Professor James Russell says building a meat market around invasive species seems appealing but becomes problematic. (Supplied: James Russell)

“Anything could collapse that market very quickly … so there’s that risk to the resilience of your pest control regime if you are at the vicissitude of market forces,” he said.

“That doesn’t mean that … we shouldn’t still use the culling operations for biodiversity management and reuse the meat from that, but it shouldn’t be the driving force of it.

“Our national parks shouldn’t really be run as farms for introduced species.”

Feral deer populations are most concentrated in south-eastern Australia. (Supplied: Faye Beswick, Invasive Species Council)
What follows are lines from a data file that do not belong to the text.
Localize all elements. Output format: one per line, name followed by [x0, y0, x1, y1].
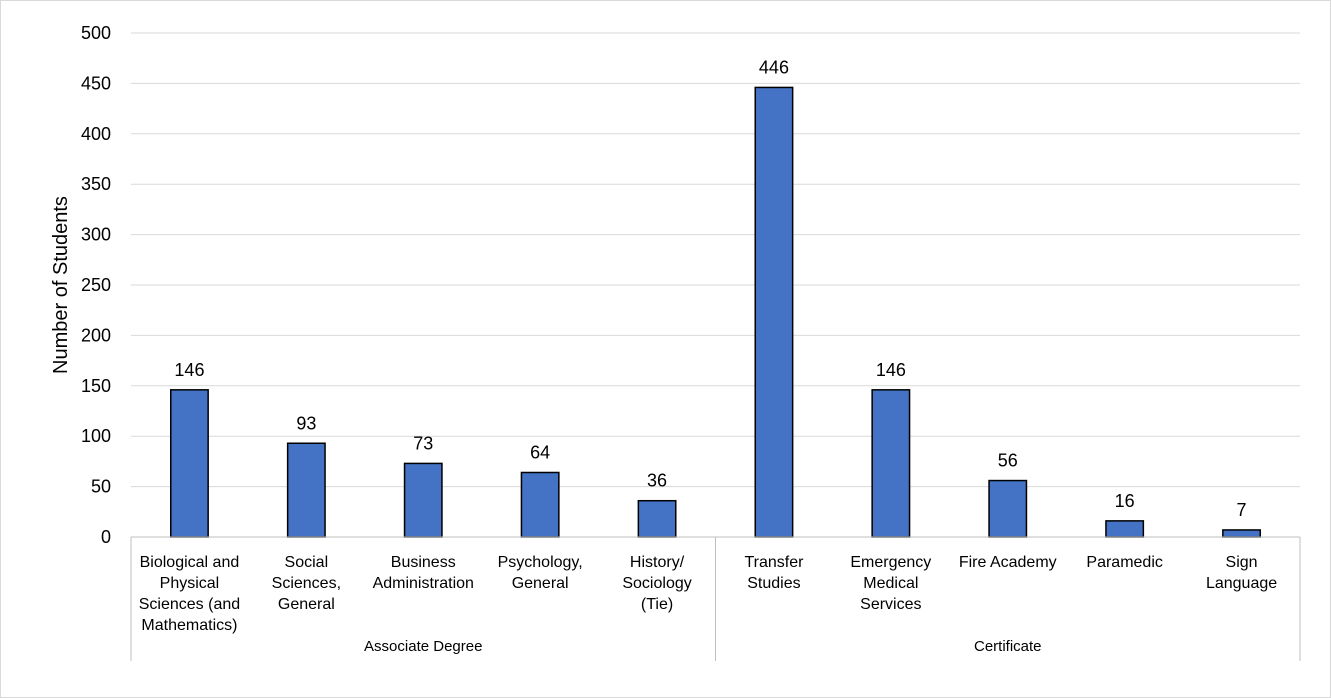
- x-category-label: Biological and Physical Sciences (and Mathe…: [139, 554, 240, 634]
- y-tick-label: 100: [81, 426, 111, 446]
- data-label: 93: [296, 413, 316, 433]
- y-tick-label: 250: [81, 275, 111, 295]
- y-tick-label: 500: [81, 23, 111, 43]
- data-label: 7: [1237, 500, 1247, 520]
- y-tick-label: 200: [81, 325, 111, 345]
- data-labels: 146 93 73 64 36 446 146 56 16 7: [174, 57, 1246, 520]
- x-category-label: Social Sciences, General: [272, 554, 341, 613]
- bar: [520, 471, 560, 538]
- group-label: Associate Degree: [364, 638, 482, 655]
- x-category-label: Paramedic: [1086, 554, 1162, 571]
- y-tick-label: 450: [81, 73, 111, 93]
- data-label: 64: [530, 442, 550, 462]
- data-label: 56: [998, 451, 1018, 471]
- x-category-label: Sign Language: [1206, 554, 1277, 592]
- y-tick-label: 300: [81, 225, 111, 245]
- data-label: 146: [876, 360, 906, 380]
- data-label: 36: [647, 471, 667, 491]
- gridlines: [131, 32, 1300, 488]
- bar: [286, 442, 326, 538]
- data-label: 446: [759, 57, 789, 77]
- y-axis-title: Number of Students: [50, 196, 72, 374]
- y-tick-label: 50: [91, 477, 111, 497]
- bar: [637, 499, 677, 538]
- x-category-label: History/Sociology (Tie): [622, 554, 691, 613]
- x-category-label: Emergency Medical Services: [850, 554, 931, 613]
- y-tick-label: 400: [81, 124, 111, 144]
- data-label: 16: [1115, 491, 1135, 511]
- axes: 0 50 100 150 200 250 300 350 400 450 500 Number of …: [50, 23, 1301, 661]
- x-category-label: Fire Academy: [959, 554, 1057, 571]
- data-label: 146: [174, 360, 204, 380]
- y-tick-label: 150: [81, 376, 111, 396]
- y-tick-label: 0: [101, 527, 111, 547]
- x-category-label: Transfer Studies: [744, 554, 804, 592]
- bar: [988, 479, 1028, 538]
- group-label: Certificate: [974, 638, 1042, 655]
- y-tick-label: 350: [81, 174, 111, 194]
- bar: [754, 86, 794, 538]
- bars: [169, 86, 1262, 538]
- bar: [1222, 529, 1262, 538]
- bar: [871, 389, 911, 538]
- bar: [169, 389, 209, 538]
- bar: [1105, 520, 1145, 538]
- data-label: 73: [413, 433, 433, 453]
- x-category-label: Business Administration: [373, 554, 474, 592]
- x-category-label: Psychology, General: [498, 554, 583, 592]
- bar: [403, 462, 443, 538]
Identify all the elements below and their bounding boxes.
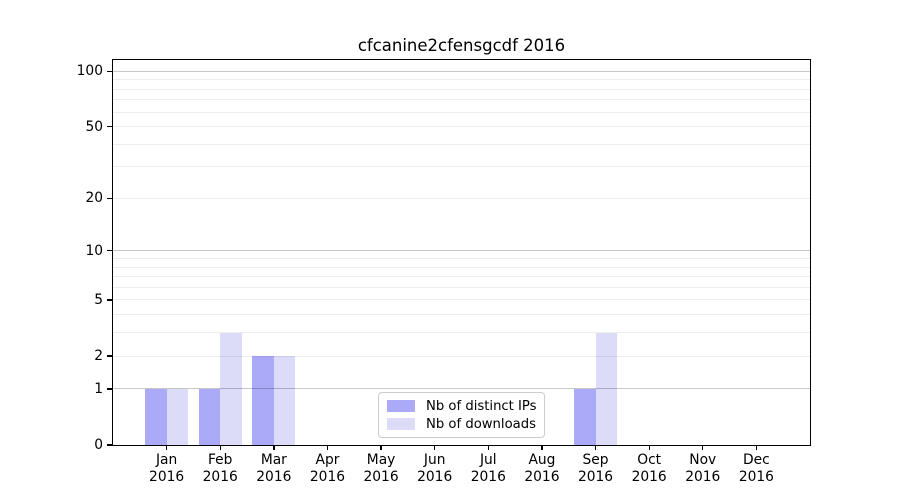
legend-label-distinct-ips: Nb of distinct IPs xyxy=(426,398,537,414)
legend-swatch-downloads-icon xyxy=(387,418,415,430)
y-tick xyxy=(107,250,112,252)
gridline-minor xyxy=(113,258,810,259)
x-tick-label: Dec 2016 xyxy=(738,452,774,485)
x-tick-label: Nov 2016 xyxy=(685,452,721,485)
x-tick-label: Sep 2016 xyxy=(577,452,614,485)
x-tick xyxy=(541,445,543,450)
x-tick xyxy=(434,445,436,450)
x-tick-label: Apr 2016 xyxy=(309,452,346,485)
y-tick-label: 5 xyxy=(94,291,103,308)
gridline-minor xyxy=(113,332,810,334)
gridline-minor xyxy=(113,266,810,268)
x-tick xyxy=(487,445,489,450)
y-tick xyxy=(107,388,112,390)
x-tick xyxy=(755,445,758,450)
x-tick xyxy=(273,445,275,450)
legend-swatch-distinct-ips-icon xyxy=(387,400,415,412)
x-tick xyxy=(219,445,221,450)
y-tick xyxy=(107,125,112,128)
bar-distinct-ips xyxy=(252,356,274,445)
plot-area xyxy=(113,60,810,445)
x-tick-label: Jan 2016 xyxy=(149,452,185,485)
gridline-minor xyxy=(113,197,810,199)
y-tick-label: 1 xyxy=(94,380,103,397)
x-tick xyxy=(166,445,168,450)
gridline-minor xyxy=(113,79,810,81)
x-tick-label: Mar 2016 xyxy=(256,452,292,485)
y-tick xyxy=(107,197,112,200)
gridline-minor xyxy=(113,276,810,278)
x-tick-label: Aug 2016 xyxy=(524,452,560,485)
gridline-minor xyxy=(113,99,810,101)
x-tick xyxy=(594,445,597,450)
x-tick-label: Jul 2016 xyxy=(470,452,506,485)
x-tick xyxy=(380,445,382,450)
bar-distinct-ips xyxy=(145,388,167,445)
legend-label-downloads: Nb of downloads xyxy=(426,416,536,432)
gridline-minor xyxy=(113,88,810,90)
y-tick-label: 50 xyxy=(85,118,103,135)
y-tick xyxy=(107,70,112,72)
y-tick-label: 2 xyxy=(94,348,103,365)
y-tick-label: 20 xyxy=(85,190,103,207)
bar-distinct-ips xyxy=(198,388,221,445)
gridline-major xyxy=(113,250,810,252)
gridline-minor xyxy=(113,126,810,128)
bar-downloads xyxy=(220,332,242,445)
legend-item-downloads: Nb of downloads xyxy=(387,416,536,432)
x-tick-label: Oct 2016 xyxy=(631,452,667,485)
bar-downloads xyxy=(166,388,189,445)
gridline-minor xyxy=(113,355,810,357)
bar-distinct-ips xyxy=(574,388,596,445)
gridline-major xyxy=(113,70,810,72)
y-tick-label: 0 xyxy=(94,437,103,453)
gridline-minor xyxy=(113,286,810,288)
legend: Nb of distinct IPs Nb of downloads xyxy=(378,392,545,438)
x-tick xyxy=(702,445,704,450)
x-tick xyxy=(648,445,650,450)
y-tick xyxy=(107,444,112,446)
x-tick-label: Feb 2016 xyxy=(202,452,238,485)
legend-item-distinct-ips: Nb of distinct IPs xyxy=(387,398,537,414)
bar-downloads xyxy=(595,332,617,445)
bar-downloads xyxy=(273,356,296,445)
y-tick xyxy=(107,299,112,301)
gridline-minor xyxy=(113,111,810,113)
gridline-minor xyxy=(113,166,810,168)
x-tick-label: May 2016 xyxy=(363,452,399,485)
gridline-minor xyxy=(113,314,810,316)
y-tick xyxy=(107,355,112,357)
chart-title: cfcanine2cfensgcdf 2016 xyxy=(357,36,566,55)
gridline-minor xyxy=(113,143,810,145)
x-tick xyxy=(326,445,329,450)
x-tick-label: Jun 2016 xyxy=(417,452,453,485)
y-tick-label: 10 xyxy=(85,242,103,259)
gridline-minor xyxy=(113,299,810,301)
y-tick-label: 100 xyxy=(76,63,103,80)
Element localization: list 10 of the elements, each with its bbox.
Like Dr Pirtle, he said the devil was in the detail and business interests did not support eliminating their product — the meat source.

“That is problematic at any level because for an introduced species … the goal should be to remove it completely,” he said.

The Invasive Species Council said deer had doubled their range in Australia since 2002 and were now found in every state and territory, trampling and overgrazing vegetation.

The federal government puts numbers between 1-2 million, up from 50,000 in 1980.

Louise Daily wants to challenge negative preconceptions about game meat’s flavour, cost and safety. (ABC Goulburn Murray: Alice Walker)

Ms Daily said her business would not make much of a difference to deer populations, but she would be happy if it did.

“We’re not going to put ourselves out of business,” she said.

“It’s a bit of a pie-in-the-sky-type of situation.”